Balancing effective pain management and patient-centered opioid prescribing is a primary goal for our health care community. Opioids, medications that relieve pain, can be harmful when over prescribed or when prescribed incorrectly. In our State, hospitalizations from opioid overdose and even death from prescription opioids and heroin have increased significantly in the past ten years.[i] The Centers for Disease Control and Prevention have called this an epidemic. Listen to Dr. Wanda Filer, president of the American Academy of Family Physicians, explain what this epidemic looks like for her: www.npr.org/2015/12/30/461519814/doctors-look-to-prevent-abuse-in-midst-of-opioid-epidemic
This past year, the Bree Collaborative endorsed our State’s Agency Medical Director’s Guideline on Prescribing Opioids for Pain. This update to the 2010 guidelines expands the scope from only recommending how to prescribe opioids for chronic non-cancer pain to also addressing opioid use in acute and subacute phases and in pain around surgery. The guidelines also address special populations including sections on tapering and opioid use disorder. Read the complete guidelines on our website here: www.breecollaborative.org/wp-content/uploads/2015AMDGOpioidGuideline.pdf.
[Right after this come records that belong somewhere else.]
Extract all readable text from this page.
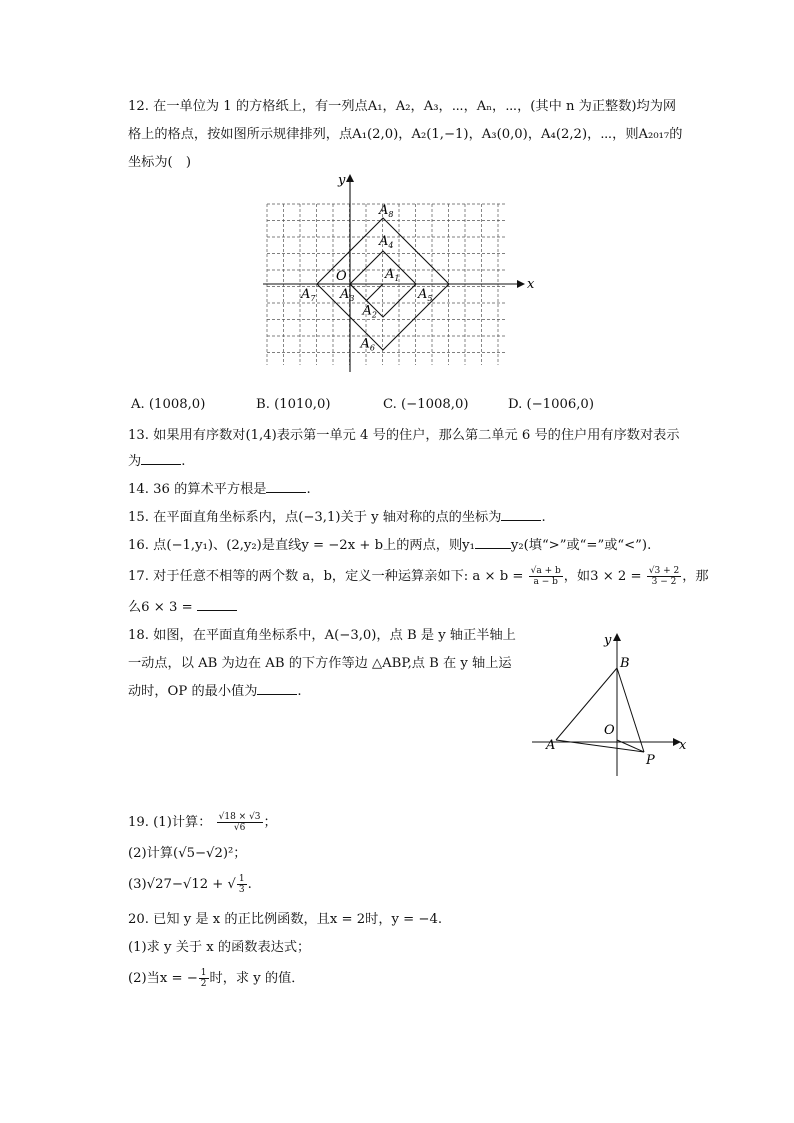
12. 在一单位为 1 的方格纸上，有一列点A₁，A₂，A₃，⋯，Aₙ，⋯，(其中 n 为正整数)均为网
格上的格点，按如图所示规律排列，点A₁(2,0)，A₂(1,−1)，A₃(0,0)，A₄(2,2)，⋯，则A₂₀₁₇的
坐标为(　)
$A_1$
$A_2$
$A_3$
$A_4$
$A_5$
$A_6$
$A_7$
$A_8$
O
x
y
A. (1008,0)	B. (1010,0)	C. (−1008,0)	D. (−1006,0)
13. 如果用有序数对(1,4)表示第一单元 4 号的住户，那么第二单元 6 号的住户用有序数对表示
为	.
14. 36 的算术平方根是	.
15. 在平面直角坐标系内，点(−3,1)关于 y 轴对称的点的坐标为	.
16. 点(−1,y₁)、(2,y₂)是直线y = −2x + b上的两点，则y₁	y₂(填“>”或“=”或“<”).
17. 对于任意不相等的两个数 a，b，定义一种运算亲如下: $a \times b = \frac{√a + b}{a - b}$ ，如$3 \times 2 = \frac{√3 + 2}{3 - 2}$ ，那
么6 × 3 =
18. 如图，在平面直角坐标系中，A(−3,0)，点 B 是 y 轴正半轴上
一动点，以 AB 为边在 AB 的下方作等边 △ABP,点 B 在 y 轴上运
动时，OP 的最小值为	.
y
B
O
A
P
x
19. (1)计算： $\frac{√18 \times √3}{√6}$ ；
(2)计算(√5−√2)²；
(3)√27−√12 + √ $\frac{1}{3}$ .
20. 已知 y 是 x 的正比例函数，且x = 2时，y = −4.
(1)求 y 关于 x 的函数表达式；
(2)当x = − $\frac{1}{2}$ 时，求 y 的值．
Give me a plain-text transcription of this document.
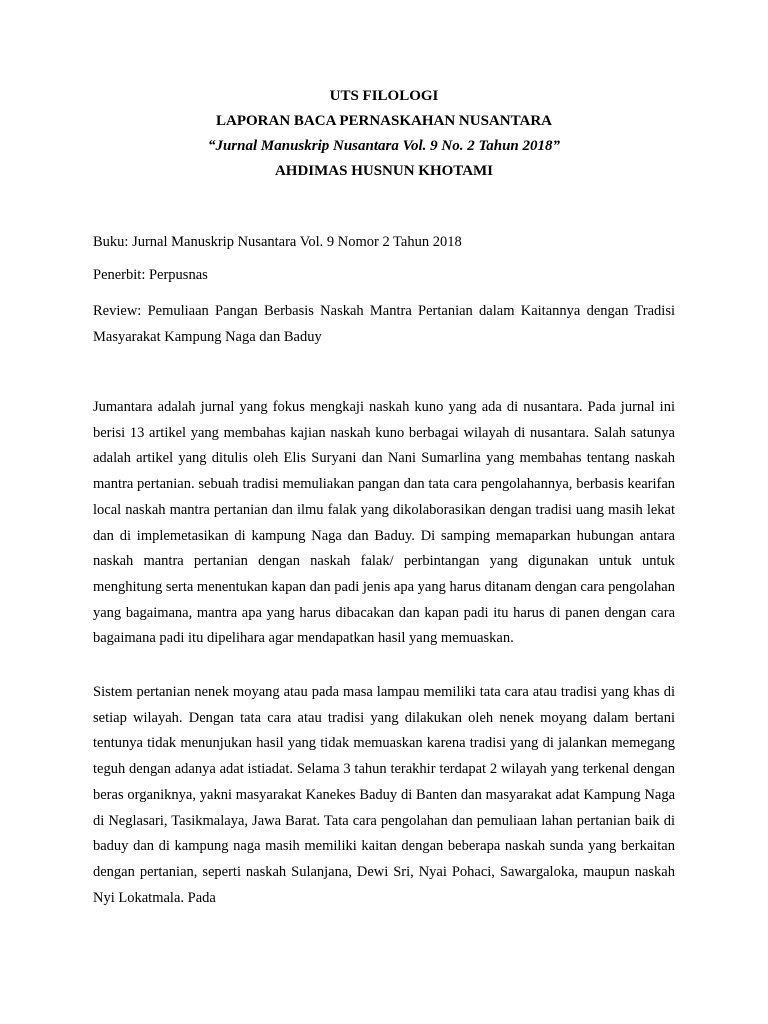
UTS FILOLOGI
LAPORAN BACA PERNASKAHAN NUSANTARA
“Jurnal Manuskrip Nusantara Vol. 9 No. 2 Tahun 2018”
AHDIMAS HUSNUN KHOTAMI
Buku: Jurnal Manuskrip Nusantara Vol. 9 Nomor 2 Tahun 2018
Penerbit: Perpusnas
Review: Pemuliaan Pangan Berbasis Naskah Mantra Pertanian dalam Kaitannya dengan Tradisi Masyarakat Kampung Naga dan Baduy
Jumantara adalah jurnal yang fokus mengkaji naskah kuno yang ada di nusantara. Pada jurnal ini berisi 13 artikel yang membahas kajian naskah kuno berbagai wilayah di nusantara. Salah satunya adalah artikel yang ditulis oleh Elis Suryani dan Nani Sumarlina yang membahas tentang naskah mantra pertanian. sebuah tradisi memuliakan pangan dan tata cara pengolahannya, berbasis kearifan local naskah mantra pertanian dan ilmu falak yang dikolaborasikan dengan tradisi uang masih lekat dan di implemetasikan di kampung Naga dan Baduy. Di samping memaparkan hubungan antara naskah mantra pertanian dengan naskah falak/ perbintangan yang digunakan untuk untuk menghitung serta menentukan kapan dan padi jenis apa yang harus ditanam dengan cara pengolahan yang bagaimana, mantra apa yang harus dibacakan dan kapan padi itu harus di panen dengan cara bagaimana padi itu dipelihara agar mendapatkan hasil yang memuaskan.
Sistem pertanian nenek moyang atau pada masa lampau memiliki tata cara atau tradisi yang khas di setiap wilayah. Dengan tata cara atau tradisi yang dilakukan oleh nenek moyang dalam bertani tentunya tidak menunjukan hasil yang tidak memuaskan karena tradisi yang di jalankan memegang teguh dengan adanya adat istiadat. Selama 3 tahun terakhir terdapat 2 wilayah yang terkenal dengan beras organiknya, yakni masyarakat Kanekes Baduy di Banten dan masyarakat adat Kampung Naga di Neglasari, Tasikmalaya, Jawa Barat. Tata cara pengolahan dan pemuliaan lahan pertanian baik di baduy dan di kampung naga masih memiliki kaitan dengan beberapa naskah sunda yang berkaitan dengan pertanian, seperti naskah Sulanjana, Dewi Sri, Nyai Pohaci, Sawargaloka, maupun naskah Nyi Lokatmala. Pada
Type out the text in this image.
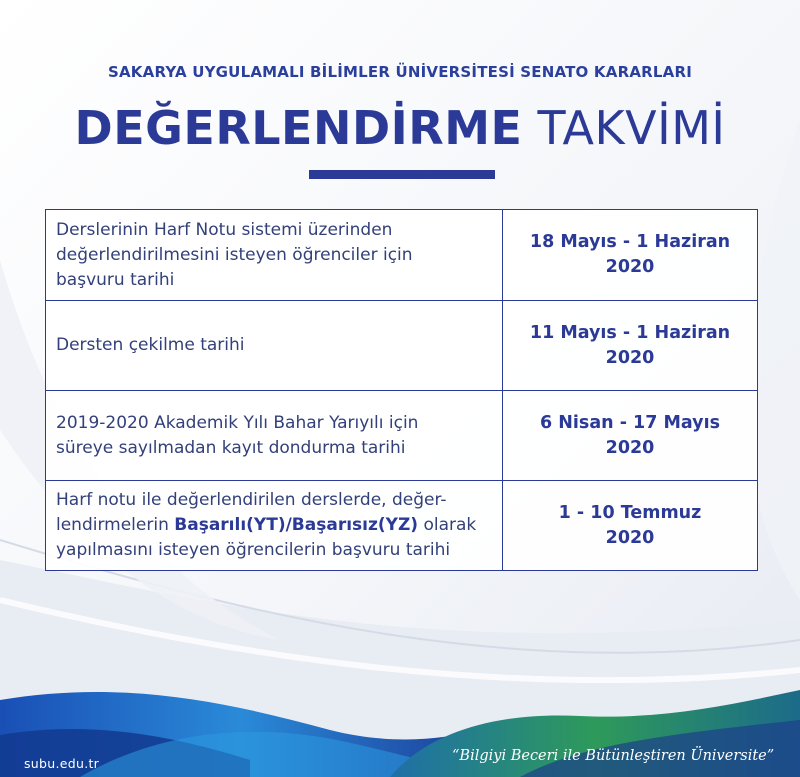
SAKARYA UYGULAMALI BİLİMLER ÜNİVERSİTESİ SENATO KARARLARI
DEĞERLENDİRME TAKVİMİ
Derslerinin Harf Notu sistemi üzerinden
değerlendirilmesini isteyen öğrenciler için
başvuru tarihi
18 Mayıs - 1 Haziran
2020
Dersten çekilme tarihi
11 Mayıs - 1 Haziran
2020
2019-2020 Akademik Yılı Bahar Yarıyılı için
süreye sayılmadan kayıt dondurma tarihi
6 Nisan - 17 Mayıs
2020
Harf notu ile değerlendirilen derslerde, değer-
lendirmelerin Başarılı(YT)/Başarısız(YZ) olarak
yapılmasını isteyen öğrencilerin başvuru tarihi
1 - 10 Temmuz
2020
subu.edu.tr	“Bilgiyi Beceri ile Bütünleştiren Üniversite”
Our community, like those across the country, needs to work together to be sure that patients are receiving appropriate prescriptions. To support this goal we are forming a workgroup led by Bree Collaborative member Dr. Gary Franklin, Medical Director of the Washington State Department of Labor and Industries. The purpose of the workgroup is to design and carry out strategies to implement the guidelines. We will be discussing this new workgroup at our upcoming January 20th meeting and have scheduled workgroup meetings into 2016. Join us on the 20th or on Thursday, January 28th at 3pm to participate in our discussion. You can find more information on our meetings here: www.breecollaborative.org/meetings/
The Centers for Disease Control and Prevention has also worked to develop guidelines to improve opioid prescribing so that patients will be safer. These guidelines help our communities come to a common understanding of when opioids are appropriate, safe dosing levels, how to monitor patients to ensure safe opioid use, and when alternatives to opioids are safer and more effective long term. Read a brief fact sheet about the CDC’s Guidelines here: www.cdc.gov/drugoverdose/pdf/guidelines_factsheet-a.pdf. These guidelines are also available for public comment until January 13th here: www.regulations.gov/#!documentDetail;D=CDC-2015-0112-0001.
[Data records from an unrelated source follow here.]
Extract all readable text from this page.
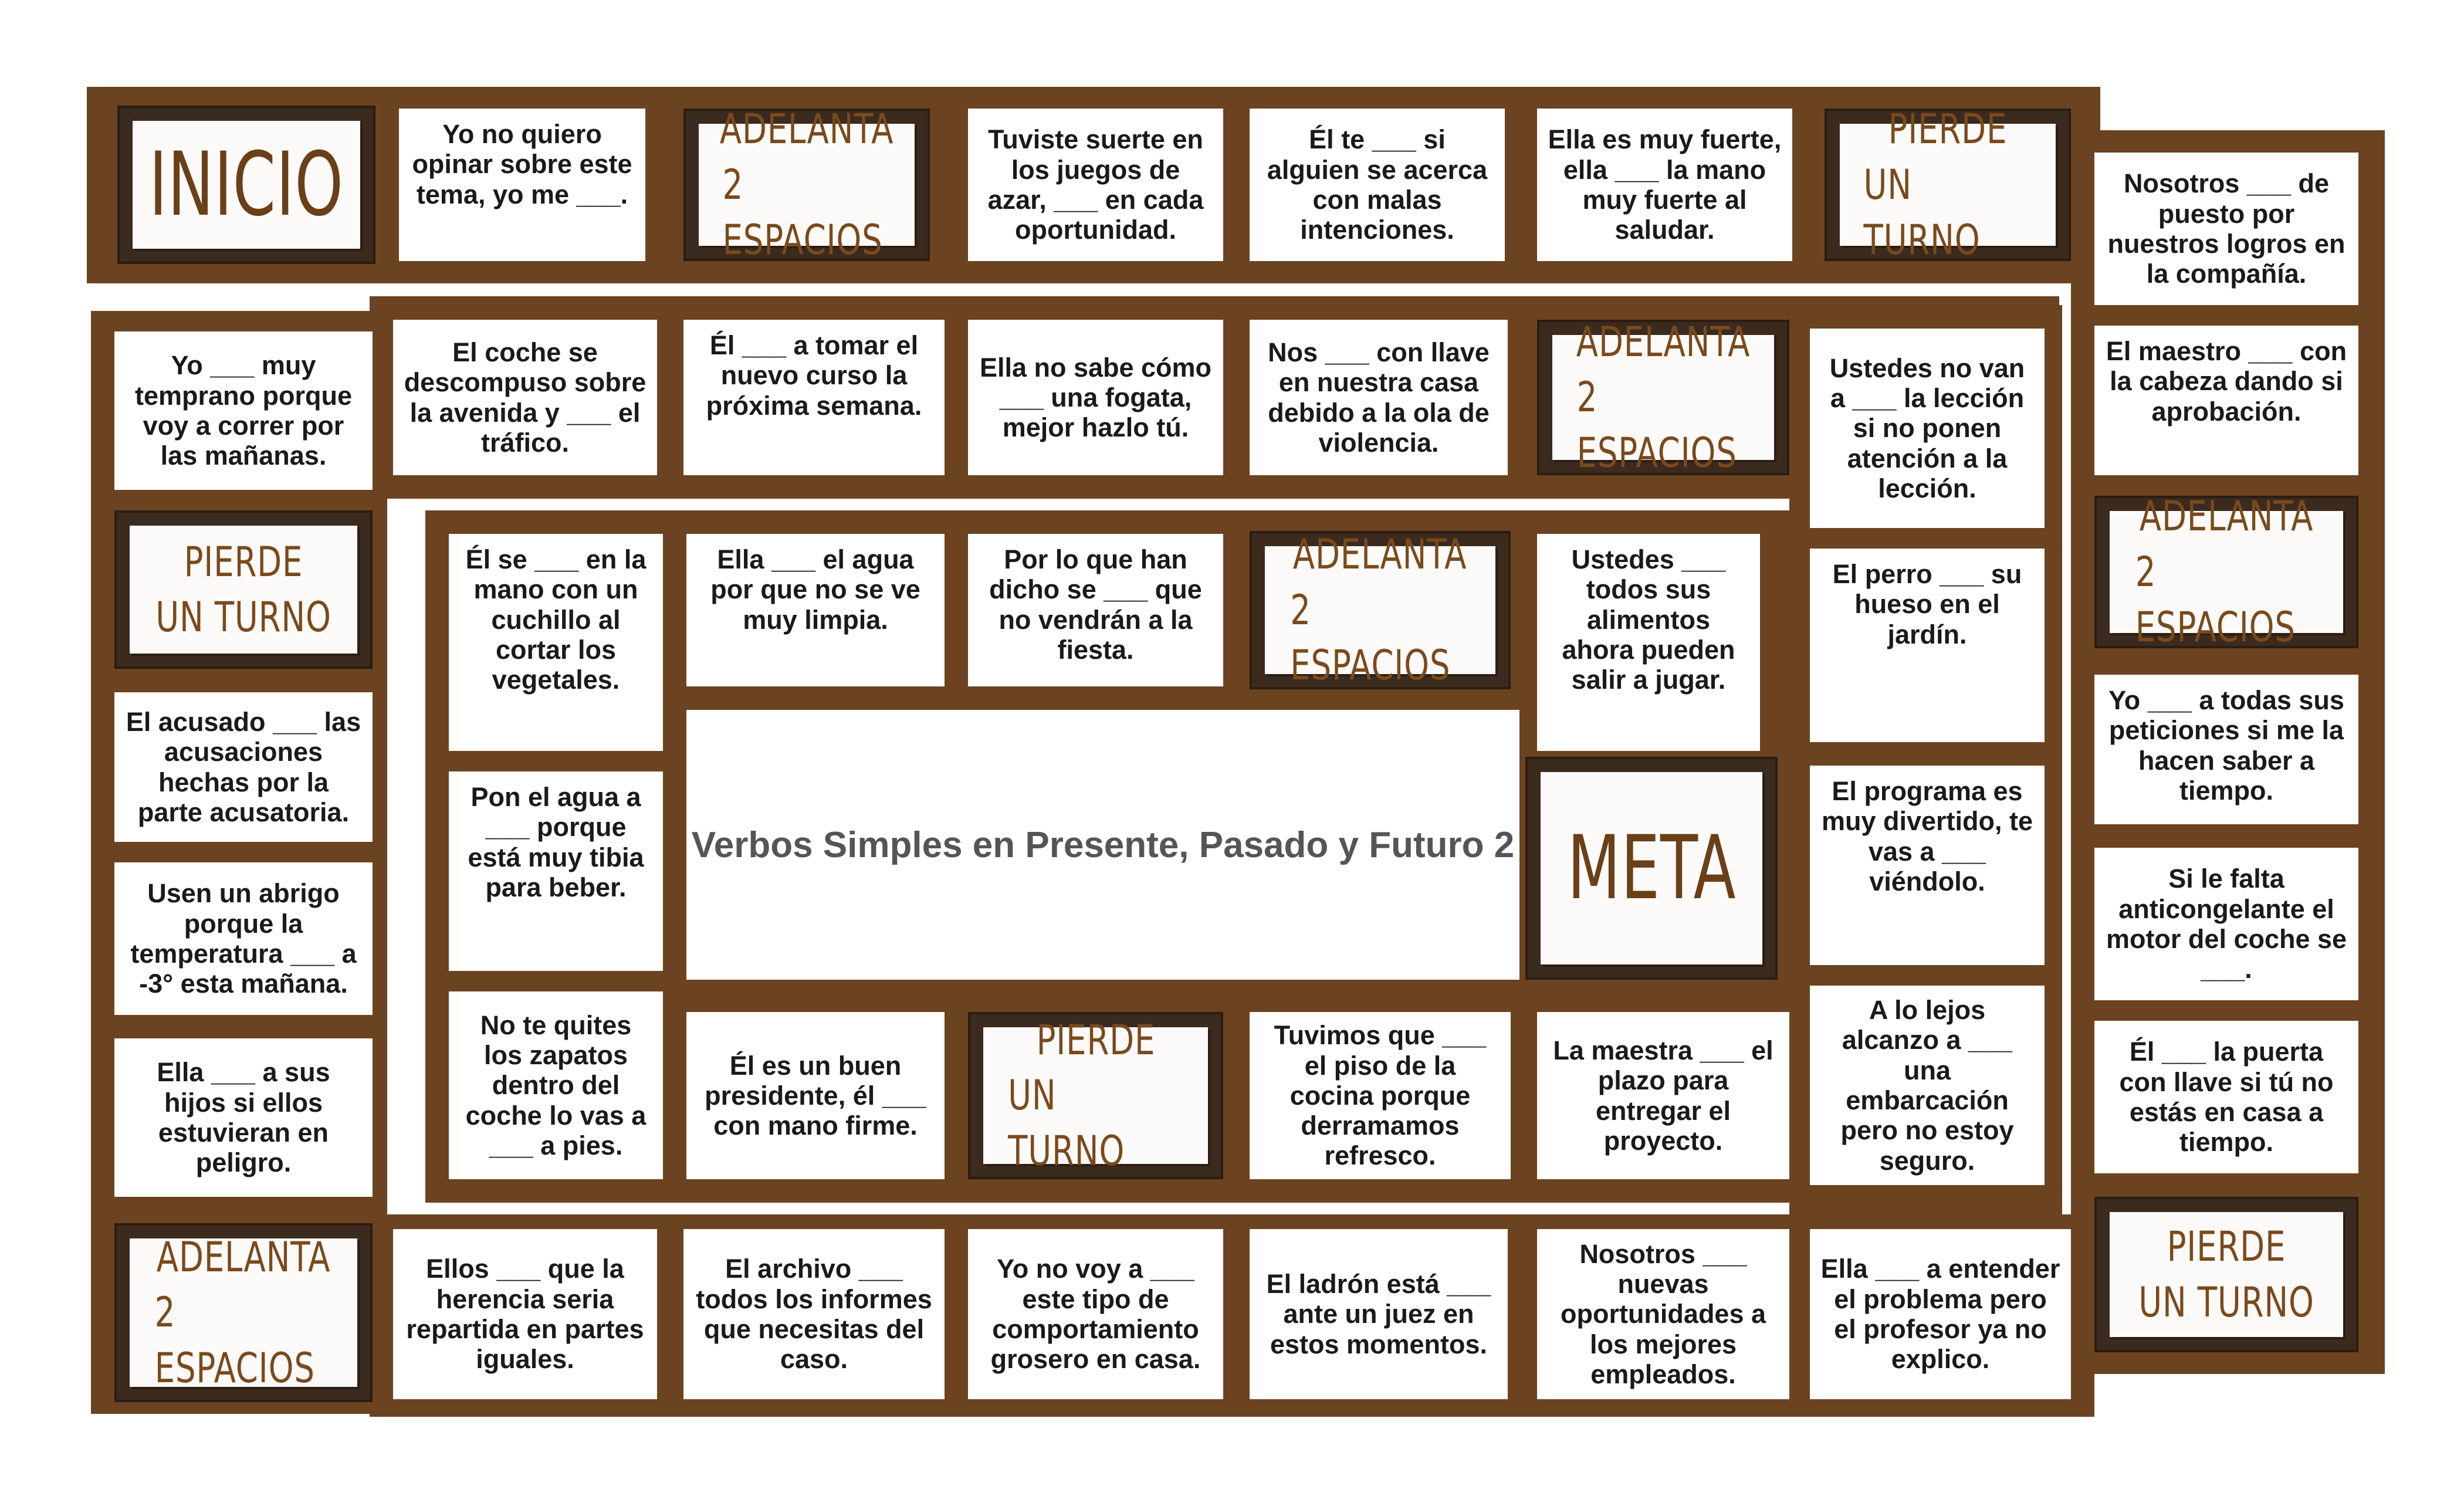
Verbos Simples en Presente, Pasado y Futuro 2
INICIO	Yo no quiero opinar sobre este tema, yo me ___.
ADELANTA
2 ESPACIOS
Tuviste suerte en los juegos de azar, ___ en cada oportunidad.
Él te ___ si alguien se acerca con malas intenciones.
Ella es muy fuerte, ella ___ la mano muy fuerte al saludar.
PIERDE
UN TURNO
Nosotros ___ de puesto por nuestros logros en la compañía.
El maestro ___ con la cabeza dando si aprobación.
ADELANTA
2 ESPACIOS
Yo ___ a todas sus peticiones si me la hacen saber a tiempo.
Si le falta anticongelante el motor del coche se ___.
Él ___ la puerta con llave si tú no estás en casa a tiempo.
PIERDE
UN TURNO
Ella ___ a entender el problema pero el profesor ya no explico.
Nosotros ___ nuevas oportunidades a los mejores empleados.
El ladrón está ___ ante un juez en estos momentos.
Yo no voy a ___ este tipo de comportamiento grosero en casa.
El archivo ___ todos los informes que necesitas del caso.
Ellos ___ que la herencia seria repartida en partes iguales.
ADELANTA
2 ESPACIOS
Ella ___ a sus hijos si ellos estuvieran en peligro.
Usen un abrigo porque la temperatura ___ a -3° esta mañana.
El acusado ___ las acusaciones hechas por la parte acusatoria.
PIERDE
UN TURNO
Yo ___ muy temprano porque voy a correr por las mañanas.
El coche se descompuso sobre la avenida y ___ el tráfico.
Él ___ a tomar el nuevo curso la próxima semana.
Ella no sabe cómo ___ una fogata, mejor hazlo tú.
Nos ___ con llave en nuestra casa debido a la ola de violencia.
ADELANTA
2 ESPACIOS
Ustedes no van a ___ la lección si no ponen atención a la lección.
El perro ___ su hueso en el jardín.
El programa es muy divertido, te vas a ___ viéndolo.
A lo lejos alcanzo a ___ una embarcación pero no estoy seguro.
La maestra ___ el plazo para entregar el proyecto.
Tuvimos que ___ el piso de la cocina porque derramamos refresco.
PIERDE
UN TURNO
Él es un buen presidente, él ___ con mano firme.
No te quites los zapatos dentro del coche lo vas a ___ a pies.
Pon el agua a ___ porque está muy tibia para beber.
Él se ___ en la mano con un cuchillo al cortar los vegetales.
Ella ___ el agua por que no se ve muy limpia.
Por lo que han dicho se ___ que no vendrán a la fiesta.
ADELANTA
2 ESPACIOS
Ustedes ___ todos sus alimentos ahora pueden salir a jugar.
META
Our State guidelines, supported by the CDC Guidelines, help us help our community to address the opioid epidemic and will save lives.
Ginny Weir, MPH
Program Director
The Dr. Robert Bree Collaborative
[i] Banta-Green C. Heroin trends across Washington State. (ADAI Info Brief). University of Washington Alcohol and other drug Abuse Institute. June 2013. Available: adai.uw.edu/pubs/InfoBriefs/ADAI-IB-2013-02.pdf. Accessed: September 2014.